うちの強みは、開発した商品でデッドストックになったものが一つもないこと。PBでもメーカー、原産地を明確にし、味を徹底的に追求している。品質がいいからよく売れる、売れるから量もはける、そして価格が下がるという仕組み。売れるものは飽きられるのも早いから、どんどん商品改廃もしている。今後グループの世界的なネットワークを活用したPBも積極的に投入する。

――持ち株会社の機能をより強化する必要はありませんか。

まず各事業会社が自主的に経営できないとダメだ。そしてそれぞれの業態のよいところをグループで共有していく。経営というのは、教科書に出てくることをやる必要はない。事業会社間の人事交流も行っていない。私は社員の自主性を醸成させるマネジメントがいいと思う。

ヨーカ堂は絶対にお荷物ではない

――コンビニにもっと投資して、収益性の低い百貨店や総合スーパーの投資を絞る必要はありませんか。

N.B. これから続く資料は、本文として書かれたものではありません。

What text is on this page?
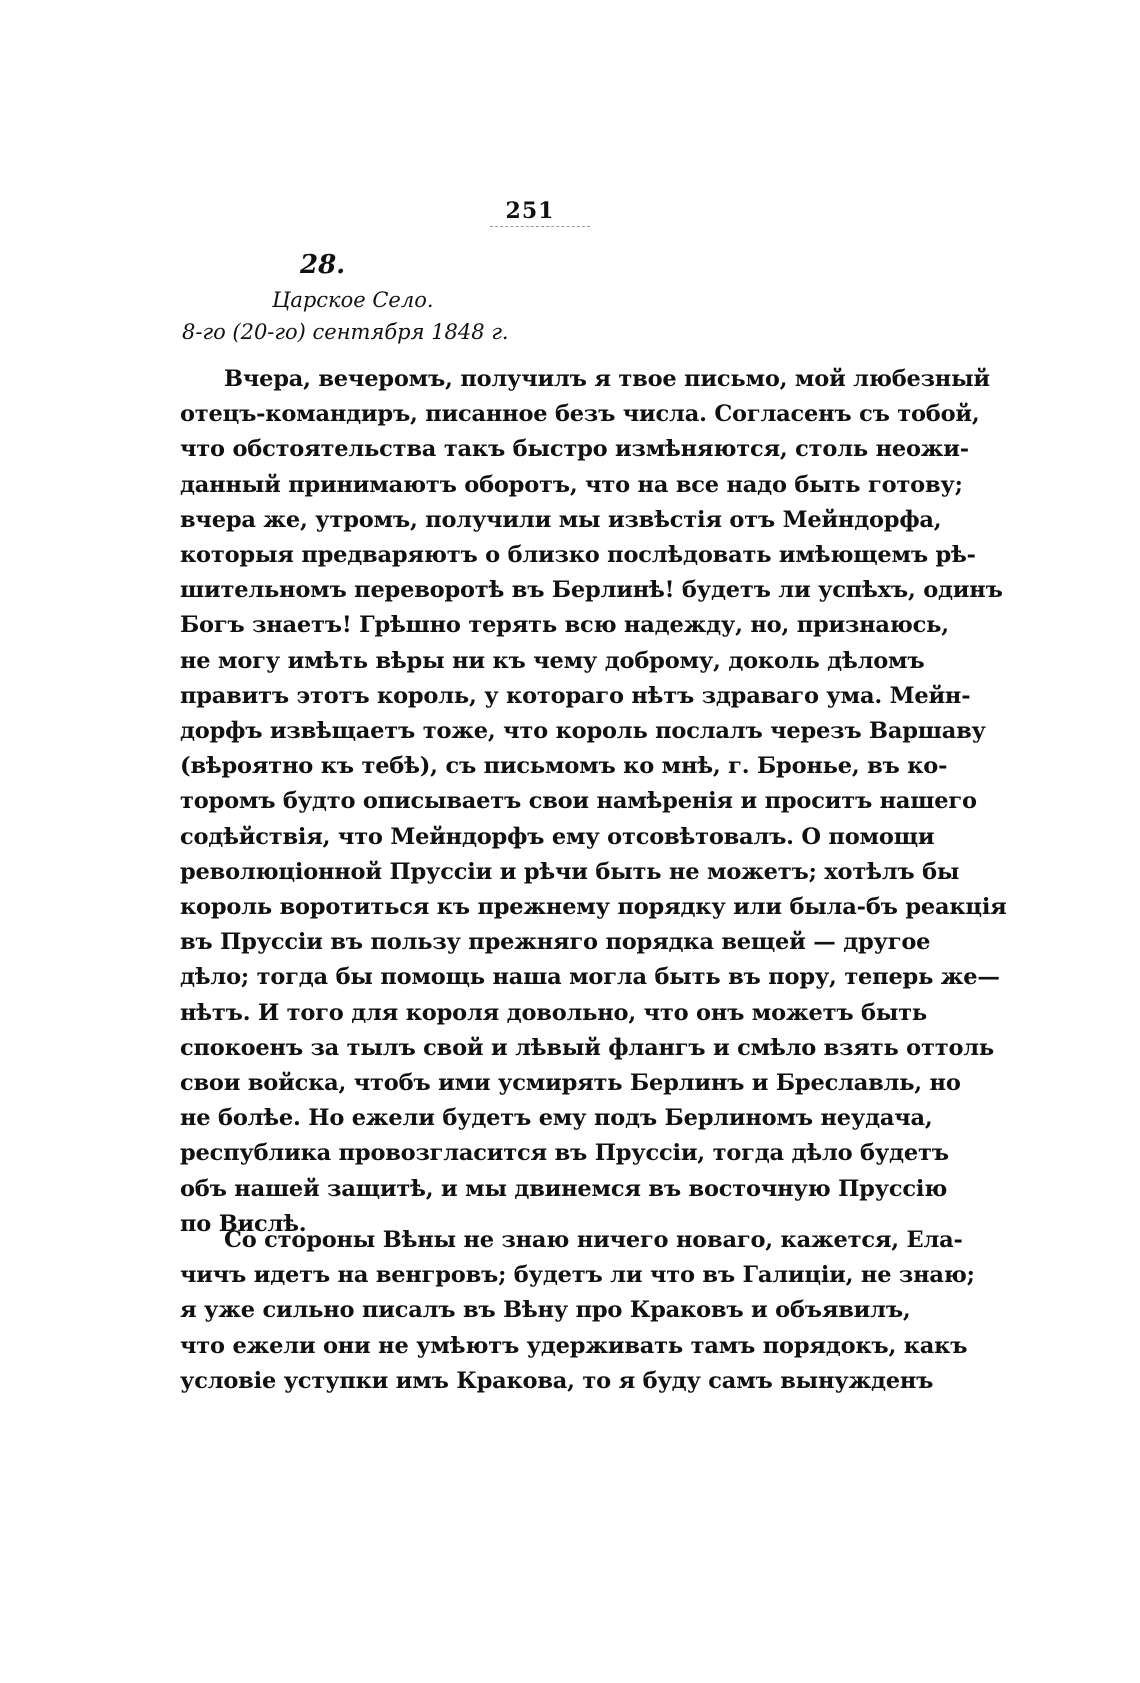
251
28.
Царское Село.
8-го (20-го) сентября 1848 г.
Вчера, вечеромъ, получилъ я твое письмо, мой любезный
отецъ-командиръ, писанное безъ числа. Согласенъ съ тобой,
что обстоятельства такъ быстро измѣняются, столь неожи-
данный принимаютъ оборотъ, что на все надо быть готову;
вчера же, утромъ, получили мы извѣстія отъ Мейндорфа,
которыя предваряютъ о близко послѣдовать имѣющемъ рѣ-
шительномъ переворотѣ въ Берлинѣ! будетъ ли успѣхъ, одинъ
Богъ знаетъ! Грѣшно терять всю надежду, но, признаюсь,
не могу имѣть вѣры ни къ чему доброму, доколь дѣломъ
правитъ этотъ король, у котораго нѣтъ здраваго ума. Мейн-
дорфъ извѣщаетъ тоже, что король послалъ черезъ Варшаву
(вѣроятно къ тебѣ), съ письмомъ ко мнѣ, г. Бронье, въ ко-
торомъ будто описываетъ свои намѣренія и проситъ нашего
содѣйствія, что Мейндорфъ ему отсовѣтовалъ. О помощи
революціонной Пруссіи и рѣчи быть не можетъ; хотѣлъ бы
король воротиться къ прежнему порядку или была-бъ реакція
въ Пруссіи въ пользу прежняго порядка вещей — другое
дѣло; тогда бы помощь наша могла быть въ пору, теперь же—
нѣтъ. И того для короля довольно, что онъ можетъ быть
спокоенъ за тылъ свой и лѣвый флангъ и смѣло взять оттоль
свои войска, чтобъ ими усмирять Берлинъ и Бреславль, но
не болѣе. Но ежели будетъ ему подъ Берлиномъ неудача,
республика провозгласится въ Пруссіи, тогда дѣло будетъ
объ нашей защитѣ, и мы двинемся въ восточную Пруссію
по Вислѣ.
Со стороны Вѣны не знаю ничего новаго, кажется, Ела-
чичъ идетъ на венгровъ; будетъ ли что въ Галиціи, не знаю;
я уже сильно писалъ въ Вѣну про Краковъ и объявилъ,
что ежели они не умѣютъ удерживать тамъ порядокъ, какъ
условіе уступки имъ Кракова, то я буду самъ вынужденъ
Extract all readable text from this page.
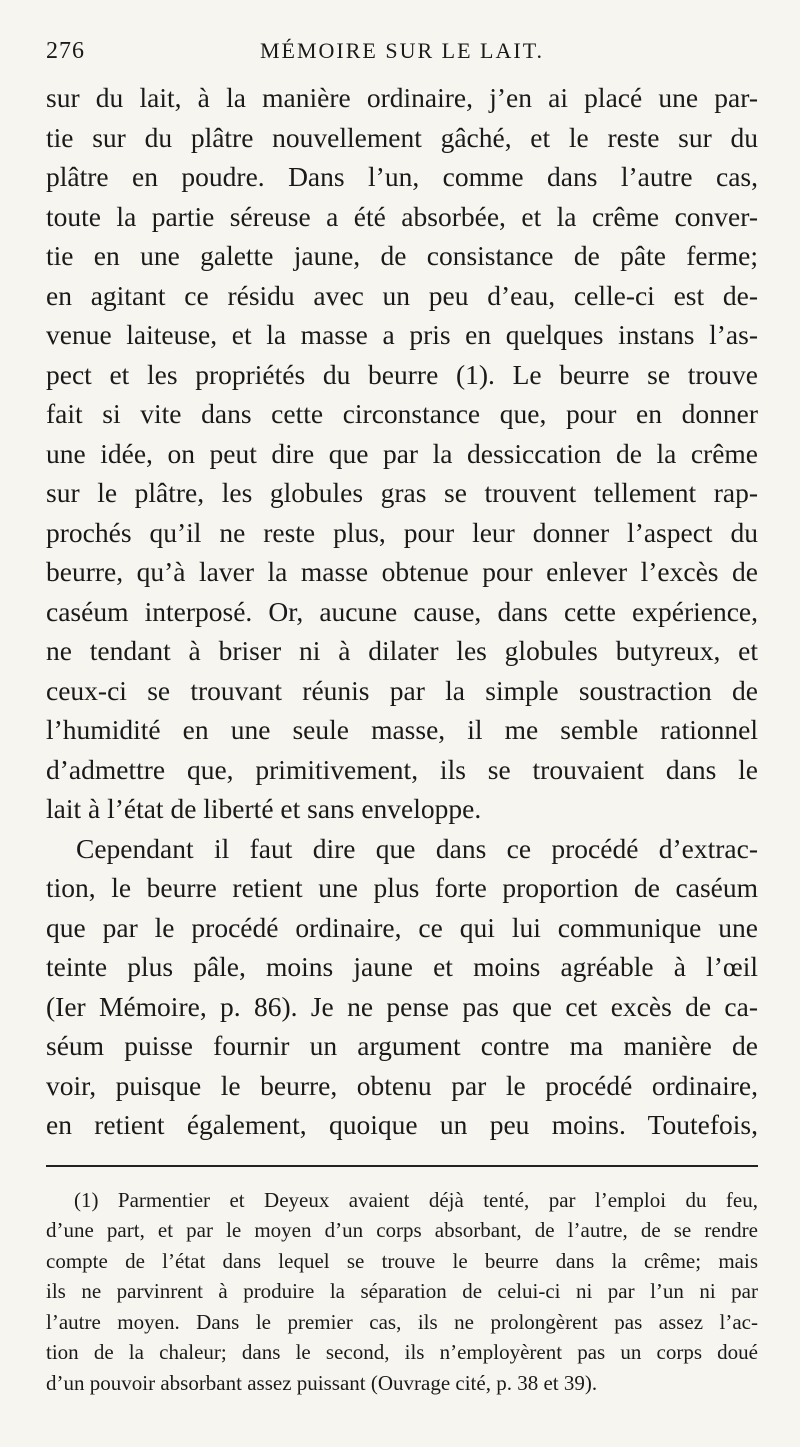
276	MÉMOIRE SUR LE LAIT.
sur du lait, à la manière ordinaire, j’en ai placé une par-
tie sur du plâtre nouvellement gâché, et le reste sur du
plâtre en poudre. Dans l’un, comme dans l’autre cas,
toute la partie séreuse a été absorbée, et la crême conver-
tie en une galette jaune, de consistance de pâte ferme;
en agitant ce résidu avec un peu d’eau, celle-ci est de-
venue laiteuse, et la masse a pris en quelques instans l’as-
pect et les propriétés du beurre (1). Le beurre se trouve
fait si vite dans cette circonstance que, pour en donner
une idée, on peut dire que par la dessiccation de la crême
sur le plâtre, les globules gras se trouvent tellement rap-
prochés qu’il ne reste plus, pour leur donner l’aspect du
beurre, qu’à laver la masse obtenue pour enlever l’excès de
caséum interposé. Or, aucune cause, dans cette expérience,
ne tendant à briser ni à dilater les globules butyreux, et
ceux-ci se trouvant réunis par la simple soustraction de
l’humidité en une seule masse, il me semble rationnel
d’admettre que, primitivement, ils se trouvaient dans le
lait à l’état de liberté et sans enveloppe.
Cependant il faut dire que dans ce procédé d’extrac-
tion, le beurre retient une plus forte proportion de caséum
que par le procédé ordinaire, ce qui lui communique une
teinte plus pâle, moins jaune et moins agréable à l’œil
(Ier Mémoire, p. 86). Je ne pense pas que cet excès de ca-
séum puisse fournir un argument contre ma manière de
voir, puisque le beurre, obtenu par le procédé ordinaire,
en retient également, quoique un peu moins. Toutefois,
(1) Parmentier et Deyeux avaient déjà tenté, par l’emploi du feu,
d’une part, et par le moyen d’un corps absorbant, de l’autre, de se rendre
compte de l’état dans lequel se trouve le beurre dans la crême; mais
ils ne parvinrent à produire la séparation de celui-ci ni par l’un ni par
l’autre moyen. Dans le premier cas, ils ne prolongèrent pas assez l’ac-
tion de la chaleur; dans le second, ils n’employèrent pas un corps doué
d’un pouvoir absorbant assez puissant (Ouvrage cité, p. 38 et 39).
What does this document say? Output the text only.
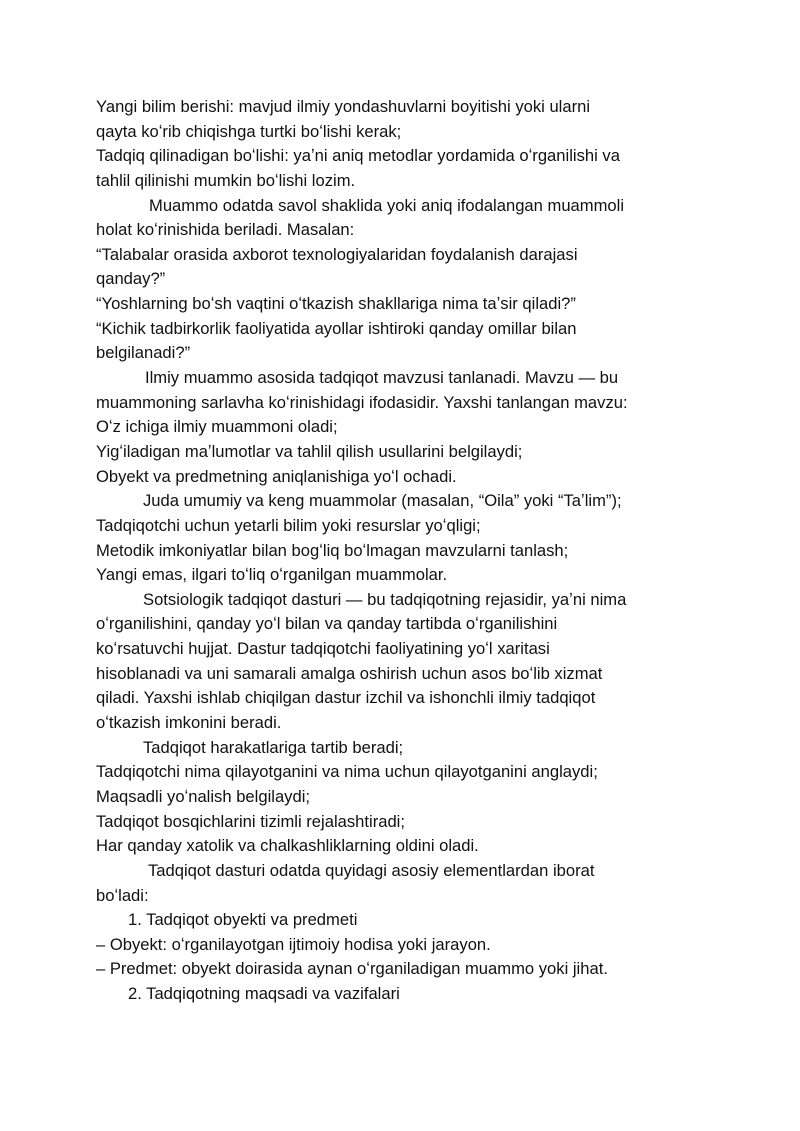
Yangi bilim berishi: mavjud ilmiy yondashuvlarni boyitishi yoki ularni
qayta koʻrib chiqishga turtki boʻlishi kerak;
Tadqiq qilinadigan boʻlishi: yaʼni aniq metodlar yordamida oʻrganilishi va
tahlil qilinishi mumkin boʻlishi lozim.
Muammo odatda savol shaklida yoki aniq ifodalangan muammoli
holat koʻrinishida beriladi. Masalan:
“Talabalar orasida axborot texnologiyalaridan foydalanish darajasi
qanday?”
“Yoshlarning boʻsh vaqtini oʻtkazish shakllariga nima taʼsir qiladi?”
“Kichik tadbirkorlik faoliyatida ayollar ishtiroki qanday omillar bilan
belgilanadi?”
Ilmiy muammo asosida tadqiqot mavzusi tanlanadi. Mavzu — bu
muammoning sarlavha koʻrinishidagi ifodasidir. Yaxshi tanlangan mavzu:
Oʻz ichiga ilmiy muammoni oladi;
Yigʻiladigan maʼlumotlar va tahlil qilish usullarini belgilaydi;
Obyekt va predmetning aniqlanishiga yoʻl ochadi.
Juda umumiy va keng muammolar (masalan, “Oila” yoki “Taʼlim”);
Tadqiqotchi uchun yetarli bilim yoki resurslar yoʻqligi;
Metodik imkoniyatlar bilan bogʻliq boʻlmagan mavzularni tanlash;
Yangi emas, ilgari toʻliq oʻrganilgan muammolar.
Sotsiologik tadqiqot dasturi — bu tadqiqotning rejasidir, yaʼni nima
oʻrganilishini, qanday yoʻl bilan va qanday tartibda oʻrganilishini
koʻrsatuvchi hujjat. Dastur tadqiqotchi faoliyatining yoʻl xaritasi
hisoblanadi va uni samarali amalga oshirish uchun asos boʻlib xizmat
qiladi. Yaxshi ishlab chiqilgan dastur izchil va ishonchli ilmiy tadqiqot
oʻtkazish imkonini beradi.
Tadqiqot harakatlariga tartib beradi;
Tadqiqotchi nima qilayotganini va nima uchun qilayotganini anglaydi;
Maqsadli yoʻnalish belgilaydi;
Tadqiqot bosqichlarini tizimli rejalashtiradi;
Har qanday xatolik va chalkashliklarning oldini oladi.
Tadqiqot dasturi odatda quyidagi asosiy elementlardan iborat
boʻladi:
1. Tadqiqot obyekti va predmeti
– Obyekt: oʻrganilayotgan ijtimoiy hodisa yoki jarayon.
– Predmet: obyekt doirasida aynan oʻrganiladigan muammo yoki jihat.
2. Tadqiqotning maqsadi va vazifalari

いやそんな必要はない。セブン−イレブンだって年間1000店も出店し、海外にだって店を出しているんだから。これ以上投資するとかえって散漫になる。事業会社がキャッシュフローの範囲内で投資をするという方針に変わりはない。

――持ち株会社設立のとき、業績の低迷が続けばヨーカ堂売却もありうると発言されていました。

どうやってもダメなら、それは当たり前でしょう。ホールディングとしてお荷物になるなら、それはヨーカ堂だろうが、セブン−イレブンだろうが排除しなければならない。

今はどこももがいてますよ。その中で重要なのは、地道なことをいかにきちんとやっていけるかどうか。永遠に成長し続けることは、どんな産業だって無理でしょう。だから、何かあったときでも耐えられる体質を作っているかが重要になる。

社員にも「うちは幸いにも手形で仕入れなければならないとか、借り入れを増やさなければならないということはない。君たちも自信を持ちなさい」と常々言っている。ヨーカ堂は絶対にお荷物ではない。回復の手応えは十分に感じている。